The supply shock theory in political economy has focused mainly on the effect of OPEC (Organization of Petroleum Exporting Countries) on the price of oil through the restriction of supply. This is similar to differential accumulation's look at the "weapondollar-petrodollar coalition" and OPEC. The similarity ends where differential accumulation places the cause of the price of oil in the creation of a global feeling of crisis and perceived scarcity because of conflicts in the Middle East, and not, as supply shock theories hold, on an actual reduction in supply.

==Deflation and the crisis of accumulation==

Differential accumulation provides an alternative view to the Great Depression of the 1930s and the 2008 financial crisis. Both of these crises are crises of deflation, and thus crises of accumulation. Businesses not only try to beat the average rate of accumulation, but struggle to avoid the threat of deflation. Deflation brings social destabilization and threatens capitalist accumulation.

The overall debt burden of 2008 increases the deflationary threat over that from the Great Depression. Nitzan and Bichler state that the 2002 ratio of total debt to GDP in the US reached 290% - compared with 165% on the eve of the Great Depression. If prices begin to fall, they argue, firms will be unable to service their debt, which creates a risk of debt deflation, chain bankruptcies, and the collapse of accumulation. "As the Great Depression unfolded falling nominal GDP caused the debt-to-GDP to soar to over 270%. a comparable drop now would push debt-to-GDP to over 400%".

Nitzan and Bichler argue that the Great Depression brought deflation, not inflation (at least from an aggregate viewpoint). Gardiner Means (1935) showed in his study of the US during this period: smaller firms with little market power saw falling prices and only a moderate drop in output. Large firms were able to keep their prices relatively stable, and even raise them in some cases, and let output fall by as much as 80%.

They stipulate that the primary cause of these crises is not financial but a crisis of differential accumulation. Inflation was helpful for not only providing differential accumulation but also to forestall the threat of deflation. Mergers had been in hibernation since early 2000s, which resulted in a greater reliance on the socially disruptive tool of inflation as stagflation. The soaring price of oil from 2004 to 2008 helped to sustain inflation, but with a looming threat of cheap manufactured goods from developing countries. Deflation in 2008 had become a looming threat.

Instead of focusing on the start of the 2008 financial crisis, Nitzan and Bichler focus on bear markets, the periods during which stocks (as measured in constant-dollars) were in a downward trend or where each successive peak is lower than the previous one. By their reckoning a protracted Bear market has existed since 1999, which points to a much more entrenched accumulation crisis.

Nitzan and Bichler argue that there is nothing automatic about the shifts between bear and bull markets. Each crisis has had a different solution.
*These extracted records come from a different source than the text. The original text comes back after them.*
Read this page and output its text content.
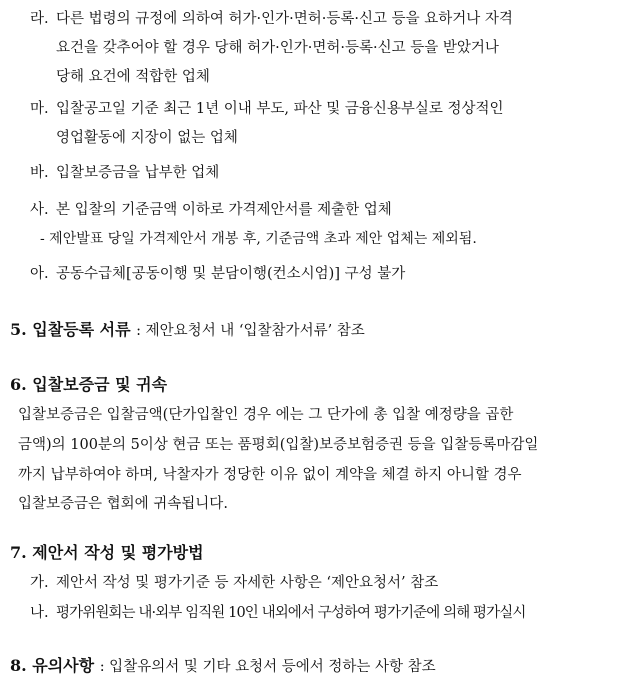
라. 다른 법령의 규정에 의하여 허가·인가·면허·등록·신고 등을 요하거나 자격
요건을 갖추어야 할 경우 당해 허가·인가·면허·등록·신고 등을 받았거나
당해 요건에 적합한 업체
마. 입찰공고일 기준 최근 1년 이내 부도, 파산 및 금융신용부실로 정상적인
영업활동에 지장이 없는 업체
바. 입찰보증금을 납부한 업체
사. 본 입찰의 기준금액 이하로 가격제안서를 제출한 업체
- 제안발표 당일 가격제안서 개봉 후, 기준금액 초과 제안 업체는 제외됨.
아. 공동수급체[공동이행 및 분담이행(컨소시엄)] 구성 불가
5. 입찰등록 서류 : 제안요청서 내 ‘입찰참가서류’ 참조
6. 입찰보증금 및 귀속
입찰보증금은 입찰금액(단가입찰인 경우 에는 그 단가에 총 입찰 예정량을 곱한
금액)의 100분의 5이상 현금 또는 품평회(입찰)보증보험증권 등을 입찰등록마감일
까지 납부하여야 하며, 낙찰자가 정당한 이유 없이 계약을 체결 하지 아니할 경우
입찰보증금은 협회에 귀속됩니다.
7. 제안서 작성 및 평가방법
가. 제안서 작성 및 평가기준 등 자세한 사항은 ‘제안요청서’ 참조
나. 평가위원회는 내·외부 임직원 10인 내외에서 구성하여 평가기준에 의해 평가실시
8. 유의사항 : 입찰유의서 및 기타 요청서 등에서 정하는 사항 참조
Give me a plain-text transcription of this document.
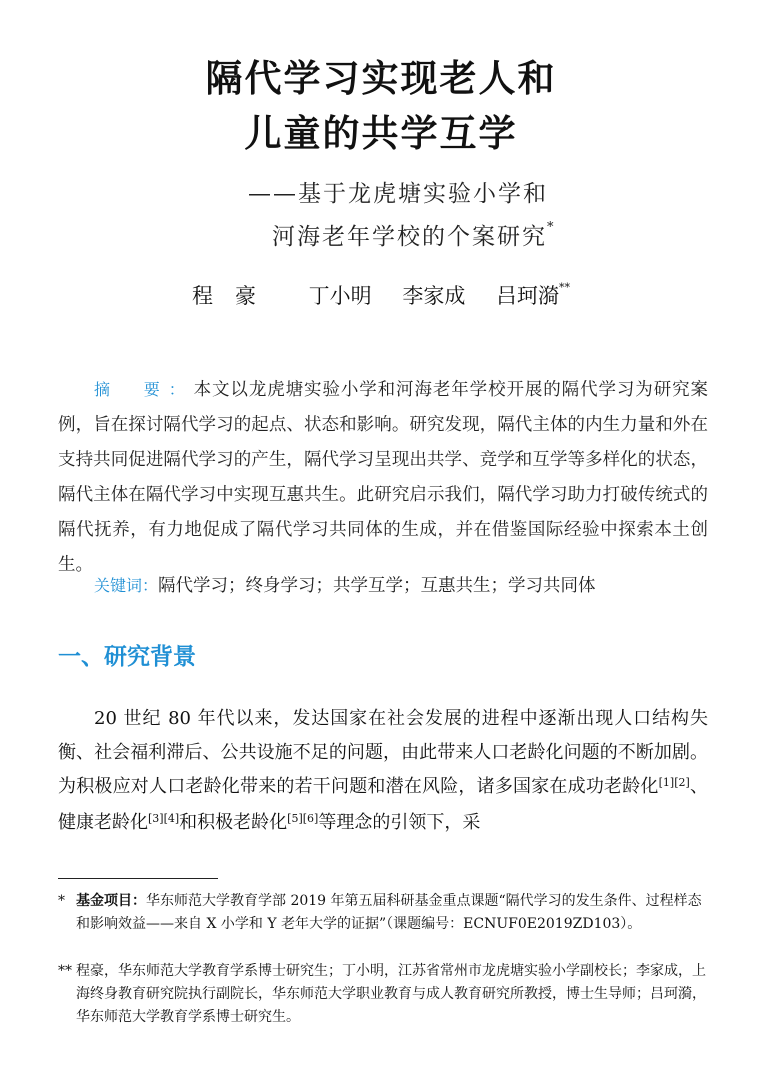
隔代学习实现老人和
儿童的共学互学
——基于龙虎塘实验小学和
河海老年学校的个案研究*
程豪 丁小明 李家成 吕珂漪**
摘　要：本文以龙虎塘实验小学和河海老年学校开展的隔代学习为研究案例，旨在探讨隔代学习的起点、状态和影响。研究发现，隔代主体的内生力量和外在支持共同促进隔代学习的产生，隔代学习呈现出共学、竞学和互学等多样化的状态，隔代主体在隔代学习中实现互惠共生。此研究启示我们，隔代学习助力打破传统式的隔代抚养，有力地促成了隔代学习共同体的生成，并在借鉴国际经验中探索本土创生。
关键词：隔代学习；终身学习；共学互学；互惠共生；学习共同体
一、研究背景
20 世纪 80 年代以来，发达国家在社会发展的进程中逐渐出现人口结构失衡、社会福利滞后、公共设施不足的问题，由此带来人口老龄化问题的不断加剧。为积极应对人口老龄化带来的若干问题和潜在风险，诸多国家在成功老龄化[1][2]、健康老龄化[3][4]和积极老龄化[5][6]等理念的引领下，采
* 基金项目：华东师范大学教育学部 2019 年第五届科研基金重点课题“隔代学习的发生条件、过程样态和影响效益——来自 X 小学和 Y 老年大学的证据”（课题编号：ECNUF0E2019ZD103）。
** 程豪，华东师范大学教育学系博士研究生；丁小明，江苏省常州市龙虎塘实验小学副校长；李家成，上海终身教育研究院执行副院长，华东师范大学职业教育与成人教育研究所教授，博士生导师；吕珂漪，华东师范大学教育学系博士研究生。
They identify a number of bear markets in the last century and the unpredictable solutions that shifted capitalism back to bull markets:
- The crisis of 1905–1920 was resolved with a shift from robber-baron capitalism to large-scale business enterprise.
- The crisis of 1928–1948 saw the rise of the Keynesian welfare-warfare state and large government. "Unregulated" capitalism ended.
- The crisis of 1968–1981 saw neoliberal globalization, increasingly worldwide capital flows and the closing down of the Keynesian state.